Questions, for instance, like "How are you?"
I commented on this a few years ago in a post that I'm linking here not because it was particularly good (it wasn't actually) but because I don't want to feel that I'm repeating myself needlessly. My point back then is similar to my point now: all too often, we ask questions like these with no particular intention of waiting for the answer. Or, more to the point, we find ourselves unable to handle complex answers to what is, in reality, a far more complex question than it seems. What if we aren't okay? Will we stop our questioner in their tracks and make them wait for the answer? Will we make do with an, "Okay," or "Good thanks"? Such answers may be the more socially acceptable, but they kind of expose the futility of the question. We might as well invent a strange gargling noise that can serve the same purpose - a form of acknowledgment that a human we know is present before us. The conversation need go no further than that.

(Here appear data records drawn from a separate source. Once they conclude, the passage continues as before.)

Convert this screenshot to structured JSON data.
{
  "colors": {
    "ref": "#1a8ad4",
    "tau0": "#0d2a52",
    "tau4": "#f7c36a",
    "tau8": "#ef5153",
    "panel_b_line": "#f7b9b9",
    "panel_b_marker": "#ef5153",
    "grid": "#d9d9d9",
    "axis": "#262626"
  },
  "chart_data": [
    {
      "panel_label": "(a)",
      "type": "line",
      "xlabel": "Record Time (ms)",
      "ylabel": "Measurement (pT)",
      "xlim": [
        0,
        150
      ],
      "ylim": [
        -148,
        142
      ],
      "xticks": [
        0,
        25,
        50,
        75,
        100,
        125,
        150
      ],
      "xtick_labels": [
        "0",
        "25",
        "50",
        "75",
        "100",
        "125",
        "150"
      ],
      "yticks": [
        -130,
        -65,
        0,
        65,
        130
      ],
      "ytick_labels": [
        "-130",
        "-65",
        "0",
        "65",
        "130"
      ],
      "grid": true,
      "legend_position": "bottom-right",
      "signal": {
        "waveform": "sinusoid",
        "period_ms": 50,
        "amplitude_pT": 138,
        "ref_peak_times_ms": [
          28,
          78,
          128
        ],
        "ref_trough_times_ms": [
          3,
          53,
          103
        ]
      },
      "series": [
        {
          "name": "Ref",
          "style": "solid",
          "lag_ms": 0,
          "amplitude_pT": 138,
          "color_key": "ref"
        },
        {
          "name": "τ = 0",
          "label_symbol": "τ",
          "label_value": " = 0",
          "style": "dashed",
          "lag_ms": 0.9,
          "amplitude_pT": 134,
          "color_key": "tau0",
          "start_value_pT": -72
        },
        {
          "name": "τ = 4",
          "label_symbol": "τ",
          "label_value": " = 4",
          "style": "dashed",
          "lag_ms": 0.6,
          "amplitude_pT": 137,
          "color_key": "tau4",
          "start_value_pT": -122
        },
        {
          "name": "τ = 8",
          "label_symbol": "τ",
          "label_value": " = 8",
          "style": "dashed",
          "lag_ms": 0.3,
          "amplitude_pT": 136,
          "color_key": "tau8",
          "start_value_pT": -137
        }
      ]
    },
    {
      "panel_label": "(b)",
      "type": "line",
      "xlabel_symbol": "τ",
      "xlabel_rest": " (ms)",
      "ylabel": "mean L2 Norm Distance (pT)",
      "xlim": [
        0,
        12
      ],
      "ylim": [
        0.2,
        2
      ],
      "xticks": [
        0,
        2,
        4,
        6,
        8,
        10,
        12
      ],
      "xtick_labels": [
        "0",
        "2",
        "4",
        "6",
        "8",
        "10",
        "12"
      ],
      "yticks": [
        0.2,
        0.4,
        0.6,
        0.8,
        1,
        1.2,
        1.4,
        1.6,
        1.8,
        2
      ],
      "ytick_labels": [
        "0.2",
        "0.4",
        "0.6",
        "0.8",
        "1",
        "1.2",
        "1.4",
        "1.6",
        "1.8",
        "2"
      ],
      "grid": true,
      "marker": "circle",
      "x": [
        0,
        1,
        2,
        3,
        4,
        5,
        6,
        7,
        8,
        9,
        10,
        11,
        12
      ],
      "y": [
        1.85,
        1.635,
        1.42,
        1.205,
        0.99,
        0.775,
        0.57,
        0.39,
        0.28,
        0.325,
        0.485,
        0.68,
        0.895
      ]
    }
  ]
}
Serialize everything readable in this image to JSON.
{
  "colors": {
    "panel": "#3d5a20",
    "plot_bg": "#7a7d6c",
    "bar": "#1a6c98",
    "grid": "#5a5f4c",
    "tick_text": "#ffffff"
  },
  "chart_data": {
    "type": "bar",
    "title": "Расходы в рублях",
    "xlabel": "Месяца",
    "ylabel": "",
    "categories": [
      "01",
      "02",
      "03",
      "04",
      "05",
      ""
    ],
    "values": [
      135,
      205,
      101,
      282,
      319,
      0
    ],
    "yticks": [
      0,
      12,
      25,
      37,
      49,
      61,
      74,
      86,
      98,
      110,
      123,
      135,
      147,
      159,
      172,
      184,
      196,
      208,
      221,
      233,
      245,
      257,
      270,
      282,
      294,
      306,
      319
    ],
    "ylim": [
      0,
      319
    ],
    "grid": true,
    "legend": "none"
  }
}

Of course, I'm making it all sound a bit silly when I put it like that, but it really is a topic which I feel deeply about. Recent experiences of melancholy, of a kind that sometimes quite frightens me, has made it all the more important to know when an honest answer is welcome, and how it is appropriate to give it. Poorly timed honest answers can lead to the kind of vast, awkward silences in which one can distinctly hear an elephant walk into the room. Those times are certainly hard.
But here's a situation that's harder. Let's say that you are okay at a particular point in time: you've had a good day, you're talking to a person who makes you feel happy. When asked how you are - if indeed you are asked - you may find it hard to give an answer that will be meaningful. You feel fine then. You feel good, even. So how do you answer? Do you say, "Good thanks", because, for that moment, it's true? Do you then go away and, once alone, feel quite far from okay? Do you find yourself, at that moment, even further in the midst of a sinking, desperate kind of loneliness?
Auden poses no answer to the problem he raises. But he does give us a riddle, a hopeful kind of riddle which leaves us feeling as if therein, perhaps, lies something which is, if not an answer, at least a direction to walk in. Love, he suggests, might hold the solution: both the question that we really want to ask, and the answer we are too frightened to give.
Love and grace will, I pray, help me persevere through awkward silences and overcome elephants wandering into rooms. But I also pray that love may help those who ask these questions, thoughtlessly, in passing, at times and in places where no honest answer could ever be given - I pray that love might help transform those moments of awkwardness into times of true communication.